Esta noche me siento solo como en mucho tiempo. A pesar de que la gente no me ha faltado y la compañía siempre es de calidad falta un pedazo de mi esta noche. Siento que los minutos se hacen eternos y las horas se hacen época al mismo tiempo que una ansiedad gigante crece dentro de mi. Sube por la garganta como un nudo que me desafina la voz, un dolor de cabeza constante que me ralentiza los sentidos y me hace estar en otro lugar, donde realmente quisiera estar.
Siempre creí controlar lo que mi cuerpo me dice. Pensé que controlaba mis somatizaciones y era capaz de manejar mis emociones primitivas a través de lo racional pero creo que, una vez mas, escupí al cielo y me cayo en la cara. Tengo claro que muchas veces hay cosas que no tienen explicación, si es por que no puedo comprenderlas aun lo acepto humildemente pero hay otras cosas que invaden mi entorno que no puedo controlar y me vuelven loco. Me azota el orgullo el no tener el control de mi. Me desespera no tener el poder de hacer lo que quiero y estar recluido con mi familia de toda la vida cuando el cuerpo me pide volar y salir de acá. Mi mente se proyecta en una imagen anacrónica añorando lo que no tengo mostrándose como la típica luz al final del túnel donde tanto quiero llegar. Pienso en un año, dos años mas. Tenia tantas ansias de estar acá y de hacer de mi vida lo que estoy haciendo que ahora quiero dar un salto mas alla y ser protagonista directo de mis actos. No quiero estar preocupándome si me va a alcanzar a fin de mes o si el día de mañana podre seguir haciendo de mis sueños realidades.

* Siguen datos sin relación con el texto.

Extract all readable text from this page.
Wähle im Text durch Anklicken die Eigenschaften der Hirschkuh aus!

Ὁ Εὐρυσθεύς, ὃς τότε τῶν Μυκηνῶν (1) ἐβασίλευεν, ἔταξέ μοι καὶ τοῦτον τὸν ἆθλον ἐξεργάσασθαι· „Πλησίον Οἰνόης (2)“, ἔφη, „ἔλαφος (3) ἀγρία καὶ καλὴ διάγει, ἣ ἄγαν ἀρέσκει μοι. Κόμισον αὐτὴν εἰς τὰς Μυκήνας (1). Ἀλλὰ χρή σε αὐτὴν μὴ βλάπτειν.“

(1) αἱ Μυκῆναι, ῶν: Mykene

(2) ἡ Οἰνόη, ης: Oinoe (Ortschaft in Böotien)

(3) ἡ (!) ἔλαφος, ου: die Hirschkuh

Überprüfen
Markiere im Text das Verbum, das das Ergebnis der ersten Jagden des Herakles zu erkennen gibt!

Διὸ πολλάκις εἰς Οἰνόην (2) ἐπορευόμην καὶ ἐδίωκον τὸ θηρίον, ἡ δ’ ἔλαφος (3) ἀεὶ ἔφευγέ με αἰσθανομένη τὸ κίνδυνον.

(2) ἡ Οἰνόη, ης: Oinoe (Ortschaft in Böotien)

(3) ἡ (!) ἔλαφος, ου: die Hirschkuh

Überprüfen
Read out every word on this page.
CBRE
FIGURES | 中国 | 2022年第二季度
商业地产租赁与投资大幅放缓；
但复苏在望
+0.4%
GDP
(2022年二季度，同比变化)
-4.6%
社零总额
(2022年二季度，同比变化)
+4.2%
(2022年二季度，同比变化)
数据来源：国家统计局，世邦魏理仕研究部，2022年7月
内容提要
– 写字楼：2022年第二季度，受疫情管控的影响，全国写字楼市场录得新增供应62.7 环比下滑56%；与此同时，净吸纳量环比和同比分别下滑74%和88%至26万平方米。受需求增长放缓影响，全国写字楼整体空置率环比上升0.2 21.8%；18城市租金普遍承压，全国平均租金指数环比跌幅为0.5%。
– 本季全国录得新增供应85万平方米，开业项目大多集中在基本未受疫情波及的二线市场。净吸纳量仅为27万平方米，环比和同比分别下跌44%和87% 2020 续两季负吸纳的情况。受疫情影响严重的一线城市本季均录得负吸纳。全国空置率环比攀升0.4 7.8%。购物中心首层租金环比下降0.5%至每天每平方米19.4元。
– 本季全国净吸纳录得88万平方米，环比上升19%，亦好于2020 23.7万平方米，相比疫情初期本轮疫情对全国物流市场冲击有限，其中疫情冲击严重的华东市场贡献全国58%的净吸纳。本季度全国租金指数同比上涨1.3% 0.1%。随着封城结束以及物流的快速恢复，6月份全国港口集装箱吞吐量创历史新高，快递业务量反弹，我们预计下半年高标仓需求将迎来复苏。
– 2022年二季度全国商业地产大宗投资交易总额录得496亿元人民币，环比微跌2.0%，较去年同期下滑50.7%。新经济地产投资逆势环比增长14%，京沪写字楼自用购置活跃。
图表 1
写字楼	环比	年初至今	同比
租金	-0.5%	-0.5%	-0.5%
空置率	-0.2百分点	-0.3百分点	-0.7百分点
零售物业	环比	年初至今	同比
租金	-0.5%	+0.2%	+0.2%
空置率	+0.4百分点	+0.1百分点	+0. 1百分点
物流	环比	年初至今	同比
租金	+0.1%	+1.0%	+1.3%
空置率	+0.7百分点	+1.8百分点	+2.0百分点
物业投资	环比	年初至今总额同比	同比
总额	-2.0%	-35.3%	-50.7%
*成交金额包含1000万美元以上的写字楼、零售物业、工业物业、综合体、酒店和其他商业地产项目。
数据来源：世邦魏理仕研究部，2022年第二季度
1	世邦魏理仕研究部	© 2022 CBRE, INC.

Mi mente esta en modo de espera. Mi corazón esta con camisa de fuerza hasta que estés a mi lado. Tu eres lo único seguro que se que al final del día tendré y que incondicionalmente me entregara su amor. Mi única seguridad es que se que deseas esto tanto como yo y admiro tu fortaleza por que llevo menos de 5 días sin sentir tu presencia abrazando a la mía y estoy desesperado. Mi cuerpo esta en purga esperando el reencuentro, ese que siempre llega. Tarde o temprano. Mis brazos te extrañan. La vida es muy corta para estar lejos.